Easily grown in average, medium moisture, well-drained soil in full sun to part shade. Prefers lightly dappled shade. Leaves may scorch in full sun in hot southern summers. Plants prefer cool summer conditions. Site in locations protected from strong winds. Stake trunk for more erect growth or leave alone for spreading effect. Plants perform poorly south of USDA Zone 7.
Acer japonicum, commonly called full moon maple, is a deciduous, spreading, small tree or large shrub that grows to 20-30’ tall. It often grows in a multi-trunked form. It is native to mountainous areas of Japan, Manchuria and Korea. It features rounded, palmate, almost fern-like, medium green leaves (to 3-6” across) which are deeply divided (approximately 1/3 of distance to the leaf base) into 7-11 acuminate, toothed and cut, ovate to lance-shaped lobes. Leaves turn yellow and red in fall. Each rounded leaf purportedly resembles a full moon, hence the common name. Small purplish-red flowers in pendulous corymbs appear in early spring (April) before the leaves. Flowers are followed by winged samaras (to 1” long) which ripen in late summer to early fall. Although somewhat similar in appearance to Japanese maple (Acer palmatum), full moon maple has larger leaves with more lobes per leaf and downy leaf stems.
Genus name is the Latin name for a maple tree.
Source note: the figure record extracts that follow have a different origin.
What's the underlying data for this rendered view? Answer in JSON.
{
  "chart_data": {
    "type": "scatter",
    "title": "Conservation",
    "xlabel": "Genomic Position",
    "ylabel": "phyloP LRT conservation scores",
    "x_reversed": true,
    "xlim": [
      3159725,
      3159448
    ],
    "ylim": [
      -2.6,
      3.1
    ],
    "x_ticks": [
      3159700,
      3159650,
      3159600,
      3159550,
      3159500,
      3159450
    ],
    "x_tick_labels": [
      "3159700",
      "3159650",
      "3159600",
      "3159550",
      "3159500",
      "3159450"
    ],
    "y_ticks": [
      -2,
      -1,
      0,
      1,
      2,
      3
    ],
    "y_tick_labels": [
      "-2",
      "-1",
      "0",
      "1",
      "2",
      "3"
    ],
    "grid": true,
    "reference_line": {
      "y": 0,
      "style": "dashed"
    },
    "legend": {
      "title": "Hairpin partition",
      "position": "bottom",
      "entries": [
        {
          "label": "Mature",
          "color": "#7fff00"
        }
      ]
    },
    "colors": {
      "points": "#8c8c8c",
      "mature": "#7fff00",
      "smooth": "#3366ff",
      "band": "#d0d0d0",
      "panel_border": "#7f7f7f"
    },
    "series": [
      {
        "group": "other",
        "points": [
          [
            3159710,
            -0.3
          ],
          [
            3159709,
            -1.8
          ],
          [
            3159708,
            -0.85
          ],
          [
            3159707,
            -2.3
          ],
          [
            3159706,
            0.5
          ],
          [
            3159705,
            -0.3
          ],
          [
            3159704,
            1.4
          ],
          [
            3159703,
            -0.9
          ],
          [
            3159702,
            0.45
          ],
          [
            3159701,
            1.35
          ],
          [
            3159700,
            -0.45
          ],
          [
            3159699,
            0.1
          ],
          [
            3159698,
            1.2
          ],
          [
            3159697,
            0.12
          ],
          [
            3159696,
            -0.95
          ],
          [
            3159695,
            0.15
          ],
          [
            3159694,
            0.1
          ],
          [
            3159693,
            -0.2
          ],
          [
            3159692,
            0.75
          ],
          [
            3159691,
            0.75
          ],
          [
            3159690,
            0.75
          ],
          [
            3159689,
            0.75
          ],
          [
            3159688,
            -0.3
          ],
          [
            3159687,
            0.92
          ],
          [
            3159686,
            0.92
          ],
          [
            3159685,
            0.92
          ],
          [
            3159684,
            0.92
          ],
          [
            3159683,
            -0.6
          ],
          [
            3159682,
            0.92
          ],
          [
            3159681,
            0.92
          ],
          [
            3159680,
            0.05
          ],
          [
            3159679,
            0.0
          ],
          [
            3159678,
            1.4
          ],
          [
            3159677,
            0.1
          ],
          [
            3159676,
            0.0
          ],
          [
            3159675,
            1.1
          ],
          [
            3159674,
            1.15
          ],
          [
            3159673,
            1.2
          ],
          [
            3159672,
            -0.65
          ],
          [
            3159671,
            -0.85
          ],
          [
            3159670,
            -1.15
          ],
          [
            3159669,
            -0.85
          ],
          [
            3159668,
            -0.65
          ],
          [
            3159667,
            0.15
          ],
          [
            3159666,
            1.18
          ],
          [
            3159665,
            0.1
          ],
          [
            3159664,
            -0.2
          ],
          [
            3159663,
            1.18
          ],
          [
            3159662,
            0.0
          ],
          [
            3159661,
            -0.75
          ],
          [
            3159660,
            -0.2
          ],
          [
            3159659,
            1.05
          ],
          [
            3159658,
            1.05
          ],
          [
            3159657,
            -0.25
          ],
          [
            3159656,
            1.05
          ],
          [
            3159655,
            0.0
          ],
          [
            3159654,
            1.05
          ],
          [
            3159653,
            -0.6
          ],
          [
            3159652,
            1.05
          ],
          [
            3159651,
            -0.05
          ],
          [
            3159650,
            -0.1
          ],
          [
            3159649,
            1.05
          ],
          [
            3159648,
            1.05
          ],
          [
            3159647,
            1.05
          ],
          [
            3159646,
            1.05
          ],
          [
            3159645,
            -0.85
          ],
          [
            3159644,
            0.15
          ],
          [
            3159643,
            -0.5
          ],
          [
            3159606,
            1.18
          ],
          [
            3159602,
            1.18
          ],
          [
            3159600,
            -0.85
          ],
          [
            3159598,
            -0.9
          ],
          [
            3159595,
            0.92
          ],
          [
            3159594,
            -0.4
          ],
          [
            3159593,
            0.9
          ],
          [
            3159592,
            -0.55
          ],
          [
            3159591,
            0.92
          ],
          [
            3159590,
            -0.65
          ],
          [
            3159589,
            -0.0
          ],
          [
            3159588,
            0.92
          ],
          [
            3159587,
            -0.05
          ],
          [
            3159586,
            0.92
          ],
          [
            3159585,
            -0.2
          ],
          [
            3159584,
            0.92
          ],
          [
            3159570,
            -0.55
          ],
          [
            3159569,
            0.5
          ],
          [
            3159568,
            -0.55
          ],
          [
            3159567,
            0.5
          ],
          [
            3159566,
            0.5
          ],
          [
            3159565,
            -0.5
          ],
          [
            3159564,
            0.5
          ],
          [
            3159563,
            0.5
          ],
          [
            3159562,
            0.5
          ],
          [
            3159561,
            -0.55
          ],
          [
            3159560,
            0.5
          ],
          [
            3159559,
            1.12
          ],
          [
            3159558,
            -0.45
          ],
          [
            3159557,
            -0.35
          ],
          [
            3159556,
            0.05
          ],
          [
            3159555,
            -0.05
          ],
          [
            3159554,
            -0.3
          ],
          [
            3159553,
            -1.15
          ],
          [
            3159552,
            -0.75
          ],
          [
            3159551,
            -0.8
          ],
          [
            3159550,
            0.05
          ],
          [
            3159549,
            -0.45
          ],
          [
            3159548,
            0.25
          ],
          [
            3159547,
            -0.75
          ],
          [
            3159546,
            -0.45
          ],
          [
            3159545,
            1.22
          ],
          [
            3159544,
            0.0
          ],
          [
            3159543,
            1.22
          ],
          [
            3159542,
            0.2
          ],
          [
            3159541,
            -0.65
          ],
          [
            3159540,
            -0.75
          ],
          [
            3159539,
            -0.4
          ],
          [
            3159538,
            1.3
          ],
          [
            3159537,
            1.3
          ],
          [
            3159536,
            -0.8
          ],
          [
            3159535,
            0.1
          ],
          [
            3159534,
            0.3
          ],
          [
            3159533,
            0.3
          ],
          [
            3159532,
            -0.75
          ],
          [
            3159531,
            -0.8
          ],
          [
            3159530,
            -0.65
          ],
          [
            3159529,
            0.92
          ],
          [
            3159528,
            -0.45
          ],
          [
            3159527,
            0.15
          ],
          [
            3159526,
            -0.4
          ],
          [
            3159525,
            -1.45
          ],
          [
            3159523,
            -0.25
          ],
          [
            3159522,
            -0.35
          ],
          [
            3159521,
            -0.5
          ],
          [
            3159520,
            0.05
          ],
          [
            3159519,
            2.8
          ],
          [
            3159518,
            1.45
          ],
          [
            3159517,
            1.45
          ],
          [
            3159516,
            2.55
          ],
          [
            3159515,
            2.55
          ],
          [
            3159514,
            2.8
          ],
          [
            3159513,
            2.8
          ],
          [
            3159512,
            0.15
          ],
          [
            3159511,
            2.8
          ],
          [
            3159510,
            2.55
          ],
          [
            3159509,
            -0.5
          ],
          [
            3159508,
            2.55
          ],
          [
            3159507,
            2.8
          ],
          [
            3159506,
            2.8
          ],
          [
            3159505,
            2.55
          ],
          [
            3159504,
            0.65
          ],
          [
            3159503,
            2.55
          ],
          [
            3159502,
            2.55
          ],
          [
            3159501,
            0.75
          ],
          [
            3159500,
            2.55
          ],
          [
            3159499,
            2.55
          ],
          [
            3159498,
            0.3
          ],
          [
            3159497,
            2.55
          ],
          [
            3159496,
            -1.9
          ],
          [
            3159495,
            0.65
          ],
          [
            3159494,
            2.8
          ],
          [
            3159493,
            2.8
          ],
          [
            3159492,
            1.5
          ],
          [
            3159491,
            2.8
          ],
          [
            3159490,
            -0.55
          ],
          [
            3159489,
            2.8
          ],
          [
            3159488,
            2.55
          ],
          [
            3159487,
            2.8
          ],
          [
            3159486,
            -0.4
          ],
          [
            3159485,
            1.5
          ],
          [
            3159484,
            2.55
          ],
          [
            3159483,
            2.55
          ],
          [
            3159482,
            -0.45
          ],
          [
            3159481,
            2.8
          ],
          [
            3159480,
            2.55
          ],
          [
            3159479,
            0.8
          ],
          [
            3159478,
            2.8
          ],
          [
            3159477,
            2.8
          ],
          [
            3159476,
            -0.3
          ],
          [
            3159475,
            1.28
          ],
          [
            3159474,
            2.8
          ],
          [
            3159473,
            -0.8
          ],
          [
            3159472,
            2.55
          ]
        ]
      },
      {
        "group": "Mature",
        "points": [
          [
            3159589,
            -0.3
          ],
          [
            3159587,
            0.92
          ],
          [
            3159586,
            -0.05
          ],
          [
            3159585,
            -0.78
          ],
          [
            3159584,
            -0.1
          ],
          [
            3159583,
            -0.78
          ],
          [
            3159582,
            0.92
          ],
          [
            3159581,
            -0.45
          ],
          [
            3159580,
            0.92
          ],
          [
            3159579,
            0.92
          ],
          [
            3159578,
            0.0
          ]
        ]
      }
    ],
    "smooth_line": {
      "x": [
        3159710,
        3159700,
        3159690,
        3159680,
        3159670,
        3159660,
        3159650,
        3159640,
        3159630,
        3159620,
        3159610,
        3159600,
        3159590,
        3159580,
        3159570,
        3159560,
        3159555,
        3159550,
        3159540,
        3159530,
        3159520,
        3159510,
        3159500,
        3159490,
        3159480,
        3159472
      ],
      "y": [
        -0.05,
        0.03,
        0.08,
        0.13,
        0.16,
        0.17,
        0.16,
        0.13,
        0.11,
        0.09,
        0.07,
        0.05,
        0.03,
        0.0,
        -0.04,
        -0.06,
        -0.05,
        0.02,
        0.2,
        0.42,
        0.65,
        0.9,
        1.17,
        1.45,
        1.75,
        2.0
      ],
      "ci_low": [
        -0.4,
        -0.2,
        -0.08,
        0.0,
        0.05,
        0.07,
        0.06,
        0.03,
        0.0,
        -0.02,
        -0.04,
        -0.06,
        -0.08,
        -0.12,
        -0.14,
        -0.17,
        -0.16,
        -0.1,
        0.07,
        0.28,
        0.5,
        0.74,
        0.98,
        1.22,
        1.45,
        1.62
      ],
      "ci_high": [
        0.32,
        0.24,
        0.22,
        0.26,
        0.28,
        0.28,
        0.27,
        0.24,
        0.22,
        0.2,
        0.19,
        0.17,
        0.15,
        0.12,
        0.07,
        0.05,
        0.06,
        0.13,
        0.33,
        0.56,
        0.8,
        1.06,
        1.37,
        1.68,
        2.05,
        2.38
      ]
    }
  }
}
Specific epithet indicates native to Japan.
'Aconitifolium' is a dwarf, mounded, deciduous multi-stemmed shrub or small tree which typically grows slowly to 8-10' tall. Features palmate, almost fern-like medium green leaves which are deeply divided into 9-11 toothed and cut lobes. Leaves turn crimson in fall. Small reddish flowers appear in spring before the leaves and give way to samaras which ripen in late summer to early fall. As with many maples, the flowers are rather attractive close up, but are not particularly showy from a distance. Cultivar name translates as "foliage of aconitum" in reference to the supposed resemblance of the divided leaves to those of monkshood. This cultivar is also sometimes called fernleaf fullmoon maple.
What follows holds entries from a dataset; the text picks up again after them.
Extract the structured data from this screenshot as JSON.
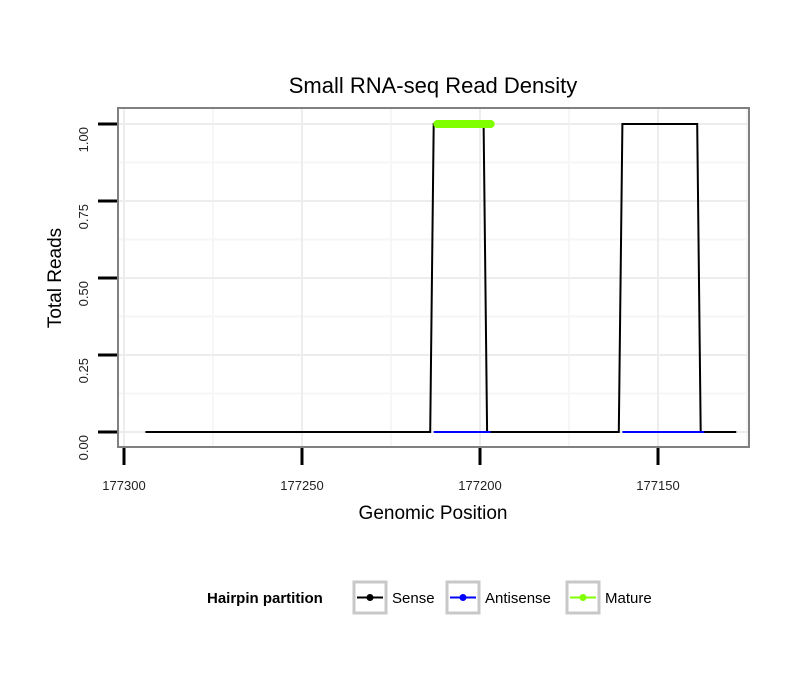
{
  "chart_data": {
    "type": "line",
    "title": "Small RNA-seq Read Density",
    "xlabel": "Genomic Position",
    "ylabel": "Total Reads",
    "x_reversed": true,
    "xlim": [
      177300,
      177125
    ],
    "ylim": [
      0,
      1
    ],
    "grid": true,
    "x_ticks": [
      177300,
      177250,
      177200,
      177150
    ],
    "x_tick_labels": [
      "177300",
      "177250",
      "177200",
      "177150"
    ],
    "y_ticks": [
      0,
      0.25,
      0.5,
      0.75,
      1
    ],
    "y_tick_labels": [
      "0.00",
      "0.25",
      "0.50",
      "0.75",
      "1.00"
    ],
    "series": [
      {
        "name": "Sense",
        "color": "#000000",
        "x": [
          177294,
          177214,
          177213,
          177199,
          177198,
          177161,
          177160,
          177139,
          177138,
          177128
        ],
        "y": [
          0,
          0,
          1,
          1,
          0,
          0,
          1,
          1,
          0,
          0
        ]
      },
      {
        "name": "Antisense",
        "color": "#0000ff",
        "x": [
          177213,
          177197,
          177160,
          177137
        ],
        "y": [
          0,
          0,
          0,
          0
        ],
        "segments": [
          [
            0,
            1
          ],
          [
            2,
            3
          ]
        ]
      },
      {
        "name": "Mature",
        "color": "#7fff00",
        "x": [
          177212,
          177197
        ],
        "y": [
          1,
          1
        ]
      }
    ],
    "legend": {
      "title": "Hairpin partition",
      "position": "bottom",
      "entries": [
        "Sense",
        "Antisense",
        "Mature"
      ]
    }
  }
}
No serious insect or disease problems. Foliage tends to leaf out early in spring and is subject to damage from late frosts. Susceptible to verticillium wilt, leaf spots, root rots, anthracnose, collar rot and stem canker. Potential insect pests include aphids, scale, borers and caterpillars. Mites may appear.
Grown primarily for its attractive foliage, bushy shape and excellent fall color. Specimen/accent or group around the home, patio or yard. Understory tree. Wood margins. Shrub form is effective in small groupings in shrub borders or as a screen.